Objective: To compare the (sentinel) lymph node detection rate of ICG-fluorescent imaging versus standard-of-care 99mTc-nanocoilloid for sentinel lymph node (SLN)-mapping.
Summary background data: The current gold-standard for axillary staging in patients with breast cancer is sentinel lymph node biopsy (SLNB) using radio-guided surgery with radioisotope technetium (99mTc), sometimes combined with blue dye. A promising alternative is fluorescent imaging using indocyanine green (ICG).
Methods: In this non-inferiority trial, we enrolled 102 consecutive patients with invasive early-stage, clinically node-negative breast cancer. Patients were planned for breast conserving surgery and SLNB between August 2020 and June 2021. The day or morning before surgery, patients were injected with 99mTc-nanocolloid. In each patient, SLNB was first performed using ICG-fluorescent imaging, after which excised lymph nodes were tested with the gamma-probe for 99mTc-uptake ex-vivo, and the axilla was checked for residual 99mTc-activity. Detection rate was defined as the proportion of patients in whom at least one (S)LN was detected with either tracer.

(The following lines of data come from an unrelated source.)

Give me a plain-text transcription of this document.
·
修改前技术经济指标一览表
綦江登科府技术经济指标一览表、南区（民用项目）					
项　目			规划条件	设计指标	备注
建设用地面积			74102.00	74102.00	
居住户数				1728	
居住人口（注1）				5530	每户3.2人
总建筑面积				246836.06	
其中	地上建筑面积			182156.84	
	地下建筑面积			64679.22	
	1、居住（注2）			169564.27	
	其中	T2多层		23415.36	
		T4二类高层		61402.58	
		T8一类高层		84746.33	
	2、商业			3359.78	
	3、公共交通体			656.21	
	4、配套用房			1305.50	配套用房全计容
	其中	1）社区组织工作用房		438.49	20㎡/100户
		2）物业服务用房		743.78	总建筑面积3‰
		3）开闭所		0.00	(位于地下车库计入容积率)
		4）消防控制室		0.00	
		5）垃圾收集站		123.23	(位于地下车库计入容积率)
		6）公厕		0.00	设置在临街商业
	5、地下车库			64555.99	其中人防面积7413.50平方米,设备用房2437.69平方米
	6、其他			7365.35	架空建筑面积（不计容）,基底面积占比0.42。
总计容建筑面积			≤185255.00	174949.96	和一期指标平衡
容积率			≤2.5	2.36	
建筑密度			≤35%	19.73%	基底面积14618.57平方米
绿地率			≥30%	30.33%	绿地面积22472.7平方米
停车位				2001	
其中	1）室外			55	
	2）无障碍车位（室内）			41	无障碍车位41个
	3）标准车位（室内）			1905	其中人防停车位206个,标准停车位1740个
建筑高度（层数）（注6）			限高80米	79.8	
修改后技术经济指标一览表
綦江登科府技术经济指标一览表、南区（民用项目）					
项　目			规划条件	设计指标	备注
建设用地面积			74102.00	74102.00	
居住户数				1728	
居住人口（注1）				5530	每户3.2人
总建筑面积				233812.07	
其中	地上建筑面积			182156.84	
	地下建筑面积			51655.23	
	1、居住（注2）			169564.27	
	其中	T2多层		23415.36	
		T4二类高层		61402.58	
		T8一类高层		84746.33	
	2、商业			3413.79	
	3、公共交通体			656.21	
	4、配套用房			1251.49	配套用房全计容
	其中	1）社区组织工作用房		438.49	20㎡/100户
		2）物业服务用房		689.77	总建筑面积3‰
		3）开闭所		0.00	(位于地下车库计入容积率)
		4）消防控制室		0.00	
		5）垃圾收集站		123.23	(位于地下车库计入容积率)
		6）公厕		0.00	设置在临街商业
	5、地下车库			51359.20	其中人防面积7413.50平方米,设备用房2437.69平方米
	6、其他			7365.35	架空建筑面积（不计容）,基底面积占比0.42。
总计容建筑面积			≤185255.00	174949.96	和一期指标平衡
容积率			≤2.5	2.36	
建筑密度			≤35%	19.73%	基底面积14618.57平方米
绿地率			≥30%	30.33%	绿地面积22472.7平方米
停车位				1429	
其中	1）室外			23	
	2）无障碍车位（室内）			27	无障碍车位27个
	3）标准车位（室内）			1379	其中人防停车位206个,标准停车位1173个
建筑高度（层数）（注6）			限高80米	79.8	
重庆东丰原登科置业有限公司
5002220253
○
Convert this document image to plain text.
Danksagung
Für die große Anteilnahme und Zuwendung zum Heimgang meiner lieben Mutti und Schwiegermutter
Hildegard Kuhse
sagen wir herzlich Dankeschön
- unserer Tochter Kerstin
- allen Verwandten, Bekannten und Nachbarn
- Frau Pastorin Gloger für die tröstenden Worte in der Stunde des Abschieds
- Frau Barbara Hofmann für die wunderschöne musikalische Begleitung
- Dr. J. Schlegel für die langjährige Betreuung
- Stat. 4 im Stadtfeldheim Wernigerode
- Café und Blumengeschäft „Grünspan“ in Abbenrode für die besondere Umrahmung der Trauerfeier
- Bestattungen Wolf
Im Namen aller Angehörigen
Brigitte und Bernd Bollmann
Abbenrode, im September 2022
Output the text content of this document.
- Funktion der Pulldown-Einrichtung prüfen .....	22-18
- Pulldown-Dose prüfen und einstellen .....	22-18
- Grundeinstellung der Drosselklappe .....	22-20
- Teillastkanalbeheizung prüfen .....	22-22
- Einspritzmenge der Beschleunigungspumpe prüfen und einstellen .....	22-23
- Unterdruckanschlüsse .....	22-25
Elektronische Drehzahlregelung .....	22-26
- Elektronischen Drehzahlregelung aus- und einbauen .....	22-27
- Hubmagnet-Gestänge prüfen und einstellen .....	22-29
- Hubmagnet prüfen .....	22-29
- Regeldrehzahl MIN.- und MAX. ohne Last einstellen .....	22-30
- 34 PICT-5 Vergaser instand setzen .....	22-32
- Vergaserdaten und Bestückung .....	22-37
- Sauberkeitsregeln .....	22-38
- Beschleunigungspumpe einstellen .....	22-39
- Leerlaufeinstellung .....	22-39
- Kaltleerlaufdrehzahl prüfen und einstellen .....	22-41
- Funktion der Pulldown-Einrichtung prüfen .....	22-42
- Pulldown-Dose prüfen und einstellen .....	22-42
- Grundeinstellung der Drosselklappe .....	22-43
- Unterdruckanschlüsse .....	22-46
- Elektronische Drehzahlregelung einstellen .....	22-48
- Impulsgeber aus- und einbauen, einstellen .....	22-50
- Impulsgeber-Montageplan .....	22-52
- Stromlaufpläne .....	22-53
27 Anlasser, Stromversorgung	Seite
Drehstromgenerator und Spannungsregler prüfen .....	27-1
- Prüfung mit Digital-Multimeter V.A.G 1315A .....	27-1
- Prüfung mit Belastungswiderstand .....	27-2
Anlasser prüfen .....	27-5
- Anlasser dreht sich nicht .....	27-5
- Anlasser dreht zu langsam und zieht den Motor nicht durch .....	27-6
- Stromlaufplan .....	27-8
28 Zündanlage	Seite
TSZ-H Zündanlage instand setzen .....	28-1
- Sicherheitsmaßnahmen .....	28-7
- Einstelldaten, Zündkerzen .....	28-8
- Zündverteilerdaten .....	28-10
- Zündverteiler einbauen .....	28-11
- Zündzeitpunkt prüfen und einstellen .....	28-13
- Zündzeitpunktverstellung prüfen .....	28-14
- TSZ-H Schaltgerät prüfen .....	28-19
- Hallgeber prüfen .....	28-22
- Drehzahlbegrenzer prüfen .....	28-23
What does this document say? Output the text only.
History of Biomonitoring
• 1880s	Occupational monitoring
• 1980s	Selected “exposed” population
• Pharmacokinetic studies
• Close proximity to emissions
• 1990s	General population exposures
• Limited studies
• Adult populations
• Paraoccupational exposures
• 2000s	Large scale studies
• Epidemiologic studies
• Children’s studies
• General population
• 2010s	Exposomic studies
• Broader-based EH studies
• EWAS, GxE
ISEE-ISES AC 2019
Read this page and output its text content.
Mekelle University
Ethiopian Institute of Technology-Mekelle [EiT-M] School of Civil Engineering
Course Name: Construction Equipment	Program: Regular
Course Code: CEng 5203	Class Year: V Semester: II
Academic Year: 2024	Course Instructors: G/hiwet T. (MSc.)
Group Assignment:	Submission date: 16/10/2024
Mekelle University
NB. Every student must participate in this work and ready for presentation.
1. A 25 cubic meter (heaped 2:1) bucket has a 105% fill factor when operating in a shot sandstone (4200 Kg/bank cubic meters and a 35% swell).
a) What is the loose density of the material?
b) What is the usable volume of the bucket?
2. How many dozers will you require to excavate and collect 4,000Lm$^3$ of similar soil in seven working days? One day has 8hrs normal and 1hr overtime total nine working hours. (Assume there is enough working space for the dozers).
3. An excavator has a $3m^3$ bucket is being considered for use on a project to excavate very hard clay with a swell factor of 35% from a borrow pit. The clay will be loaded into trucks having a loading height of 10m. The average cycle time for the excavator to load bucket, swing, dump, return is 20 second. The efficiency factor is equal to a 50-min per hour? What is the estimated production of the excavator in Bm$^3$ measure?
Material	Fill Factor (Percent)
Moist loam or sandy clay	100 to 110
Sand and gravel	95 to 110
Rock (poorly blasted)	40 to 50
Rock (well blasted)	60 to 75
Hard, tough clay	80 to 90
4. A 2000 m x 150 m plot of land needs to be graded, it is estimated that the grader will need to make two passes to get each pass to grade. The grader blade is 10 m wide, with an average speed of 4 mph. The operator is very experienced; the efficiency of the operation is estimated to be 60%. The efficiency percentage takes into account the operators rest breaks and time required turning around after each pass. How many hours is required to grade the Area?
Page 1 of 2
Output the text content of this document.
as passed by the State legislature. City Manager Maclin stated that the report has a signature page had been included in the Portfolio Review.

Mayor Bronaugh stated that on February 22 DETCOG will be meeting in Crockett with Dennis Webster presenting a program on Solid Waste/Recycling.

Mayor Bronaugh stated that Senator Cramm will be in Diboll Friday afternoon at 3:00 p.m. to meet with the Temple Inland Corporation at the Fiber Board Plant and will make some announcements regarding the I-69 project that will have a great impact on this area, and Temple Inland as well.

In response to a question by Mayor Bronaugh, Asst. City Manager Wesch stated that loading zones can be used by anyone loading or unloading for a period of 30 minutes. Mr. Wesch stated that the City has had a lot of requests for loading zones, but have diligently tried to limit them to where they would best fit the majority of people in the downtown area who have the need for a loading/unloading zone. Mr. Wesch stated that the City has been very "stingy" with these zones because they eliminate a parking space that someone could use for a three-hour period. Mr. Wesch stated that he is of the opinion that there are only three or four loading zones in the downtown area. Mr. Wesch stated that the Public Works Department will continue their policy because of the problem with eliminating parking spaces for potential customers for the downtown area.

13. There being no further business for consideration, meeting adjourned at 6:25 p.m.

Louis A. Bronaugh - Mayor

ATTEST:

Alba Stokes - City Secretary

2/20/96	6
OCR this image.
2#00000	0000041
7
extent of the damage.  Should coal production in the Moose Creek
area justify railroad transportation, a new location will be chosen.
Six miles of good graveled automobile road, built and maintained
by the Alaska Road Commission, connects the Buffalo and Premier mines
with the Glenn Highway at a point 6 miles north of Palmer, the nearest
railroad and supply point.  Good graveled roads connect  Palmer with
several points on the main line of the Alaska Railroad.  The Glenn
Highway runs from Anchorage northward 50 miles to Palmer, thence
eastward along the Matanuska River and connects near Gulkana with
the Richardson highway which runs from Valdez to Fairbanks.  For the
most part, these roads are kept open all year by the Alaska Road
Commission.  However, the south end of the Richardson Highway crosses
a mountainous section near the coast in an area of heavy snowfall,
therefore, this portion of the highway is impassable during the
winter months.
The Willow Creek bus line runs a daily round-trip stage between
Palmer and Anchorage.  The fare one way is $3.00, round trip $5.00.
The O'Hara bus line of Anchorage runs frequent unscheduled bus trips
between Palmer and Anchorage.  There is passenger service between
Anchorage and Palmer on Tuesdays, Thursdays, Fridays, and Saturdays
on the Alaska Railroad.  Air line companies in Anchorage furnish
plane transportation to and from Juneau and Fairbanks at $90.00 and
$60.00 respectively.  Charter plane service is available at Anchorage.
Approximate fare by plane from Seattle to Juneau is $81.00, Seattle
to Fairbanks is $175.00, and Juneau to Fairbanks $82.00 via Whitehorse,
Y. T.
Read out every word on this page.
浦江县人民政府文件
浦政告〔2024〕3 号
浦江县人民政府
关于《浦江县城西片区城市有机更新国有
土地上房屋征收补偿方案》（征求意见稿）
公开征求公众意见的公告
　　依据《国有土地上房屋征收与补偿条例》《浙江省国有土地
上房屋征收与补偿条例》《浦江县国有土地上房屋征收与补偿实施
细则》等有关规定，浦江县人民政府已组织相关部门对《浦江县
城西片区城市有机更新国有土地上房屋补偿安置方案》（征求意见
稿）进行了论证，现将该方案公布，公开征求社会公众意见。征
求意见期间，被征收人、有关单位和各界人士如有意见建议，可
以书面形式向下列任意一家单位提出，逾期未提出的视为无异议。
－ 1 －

Results: In total, 103 SLNBs were analysed. The detection rate of ICG-fluorescence was 96.1% (95%CI=90.4-98.9%) versus 86.4% (95%CI=78.3-92.4%) for 99mTc-nanocoilloid. The detection rate for pathological lymph nodes was 86.7% (95%CI=59.5-98.3%) for both ICG and 99mTc-nanocoilloid. A median of 2 lymph nodes were removed. ICG-fluorescent imaging did not increase detection time. No adverse events were observed.
Conclusion: ICG-fluorescence showed a higher (S)LN detection rate than 99mTc-nanocoilloid, and equal detection rate for pathological (S)LNs. ICG-fluorescence may be used as a safe and effective alternative to 99mTc-nanocoilloid for SLNB in patients with early-stage breast cancer.